LE INCHIESTE. L’uso del plurale non è casuale. C’è l’inchiesta della procura federale, di cui ha scritto un giornalista di Repubblica, la cui fonte è a prova di bomba. Ma ce n’è anche un’altra, molto più delicata, visto che in questo caso c’entra il codice penale. Eh sì, perché per esempio qualche (ex) tesserato dell’Olbia calcio è stato sentito molto prima che l’organo della Federcalcio ricevesse la denuncia. Uno di questi sarebbe proprio Marco Amelia, il quale preferisce non commentare neanche le voci secondo le quali sarebbe lui il firmatario della lettera che ha scatenato la bufera sull’Olbia calcio. Fonti molto ben informate assicurano – documenti alla mano – che l’ex tecnico dell’Olbia sia stato sentito dall’autorità giudiziaria e in questo caso l’oggetto delle domande degli inquirenti non riguardavano né questioni di razzismo, né scommesse clandestine, né di altri episodi citati nella pec inviata alla procura federale, ma di ipotesi di reato di altra natura e quindi molto più gravi. È ovvio che non conosciamo il contenuto delle risposte dell’ex portiere della nazionale, ma non è peregrino ipotizzare che anche altri possano essere stati sentiti o siano sul punto di essere chiamati. Sul versante procura federale, invece, gli interrogatori devono ancora cominciare e si ha l’impressione che non saranno pochi i tesserati chiamati a deporre.

LA SWISS PRO. I proprietari dell’Olbia calcio hanno preso le distanze dal contenuto dell’articolo, ma è probabile che anche loro dovranno rispondere a qualche domanda. In proposito, si è appreso che – a parte il presidente Guido Surace (che ha assunto Amelia) e l’avvocato Benno Raber – molta voce in capitolo l’abbia avuta (e l’abbia tuttora) Lucas Cominelli, un manager argentino come il presidente, che è stato visto spesso in città e al “Nespoli” in diverse occasioni. Condorelli rappresenterebbe un gruppo imprenditoriale vicino alla Swiss Pro, intenzionato a investire nel territorio, come è stato più volte annunciato pubblicamente dagli stessi esponenti del sodalizio elvetico, i quali non hanno mai specificato cosa intenderebbero realizzare, a parte il nuovo stadio. Ebbene, gli investitori sarebbero intenzionati a costruire un albergo e una clinica privata. Non è dato sapere se questi progetti siano stati anticipati alle autorità politiche, ma a occhio e croce sembra propio di no. Il manager argentino, in ogni caso, è uno che conta assai e lui in persona sarebbe intervenuto più volte per “correggere” alcuni comportamenti ritenuti nocivi per la causa, senza trascurare di farsi sentire anche con i calciatori e lo stesso allenatore.

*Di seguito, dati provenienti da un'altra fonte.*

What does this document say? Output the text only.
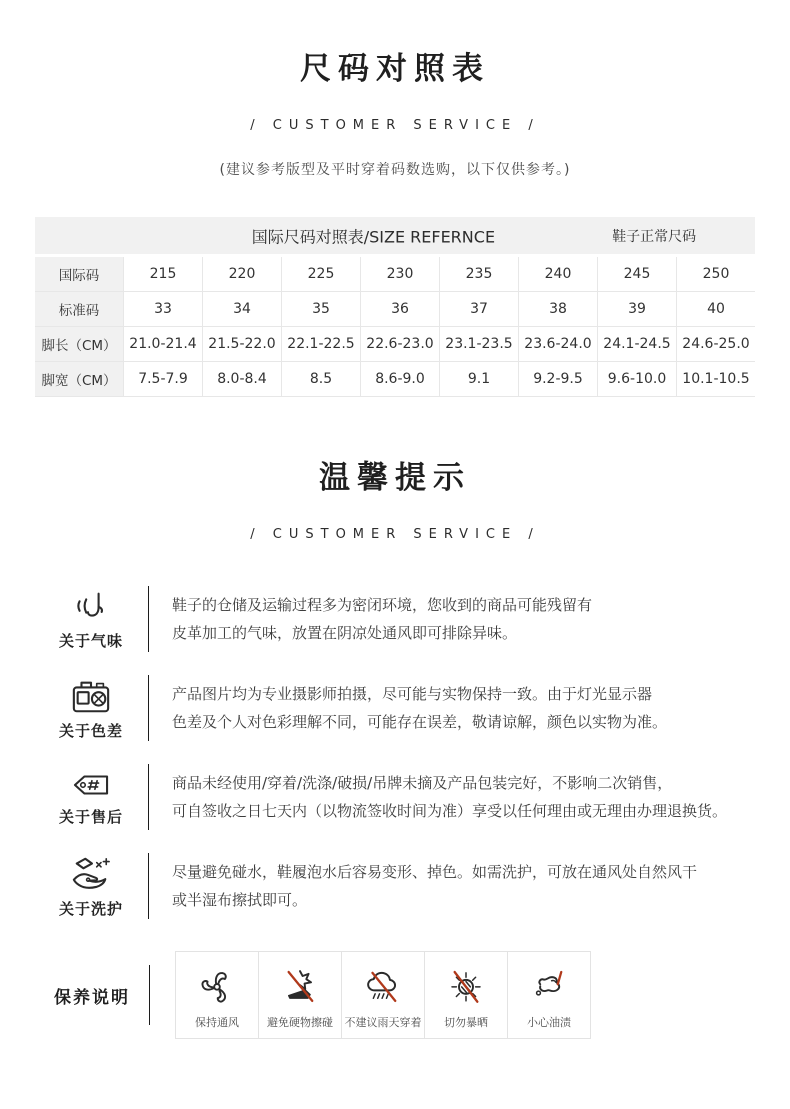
尺码对照表
/ CUSTOMER SERVICE /
(建议参考版型及平时穿着码数选购，以下仅供参考。)
国际尺码对照表/SIZE REFERNCE	鞋子正常尺码
国际码	215	220	225	230	235	240	245	250
标准码	33	34	35	36	37	38	39	40
脚长（CM） 21.0-21.4 21.5-22.0 22.1-22.5 22.6-23.0 23.1-23.5 23.6-24.0 24.1-24.5 24.6-25.0
脚宽（CM）	7.5-7.9	8.0-8.4	8.5	8.6-9.0	9.1	9.2-9.5	9.6-10.0	10.1-10.5
温馨提示
/ CUSTOMER SERVICE /
关于气味
鞋子的仓储及运输过程多为密闭环境，您收到的商品可能残留有
皮革加工的气味，放置在阴凉处通风即可排除异味。
关于色差
产品图片均为专业摄影师拍摄，尽可能与实物保持一致。由于灯光显示器
色差及个人对色彩理解不同，可能存在误差，敬请谅解，颜色以实物为准。
关于售后
商品未经使用/穿着/洗涤/破损/吊牌未摘及产品包装完好，不影响二次销售，
可自签收之日七天内（以物流签收时间为准）享受以任何理由或无理由办理退换货。
关于洗护
尽量避免碰水，鞋履泡水后容易变形、掉色。如需洗护，可放在通风处自然风干
或半湿布擦拭即可。
保养说明
保持通风	避免硬物擦碰 不建议雨天穿着 切勿暴晒	小心油渍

MARCO AMELIA-NINNI CORDA. All’inizio, i due erano sintonizzati sulla stessa lunghezza d’onda. Poi, qualcosa si è rotto. Al punto che di recente erano proprio su sponde opposte. Il loro cattivo rapporto si rifletteva anche sui giocatori. Corda, già dal ritiro di Arona, ne aveva visionato parecchi, poi ha proceduto a farli tesserare puntando molto sulle figure che lui conosceva bene (Anelli su tutti, ma anche Santi e Maspero). Quando poi sono arrivati i calciatori segnalati da Amelia (De Grazia, Sainte Marie, Furtado), si sarebbero formate due fazioni che, specialmente nelle sedute di allenamento, avrebbero dimostrato qualche insofferenza di troppo.
Insomma, si tratta proprio di una vicenda torbida, che infanga oltre cento anni di storia di un club che al calcio ha dato tanto. Ma, finché non verrà a galla la verità, tutta la città – non solo quella che si sente legata alle vicende calcistiche – sarà ferita.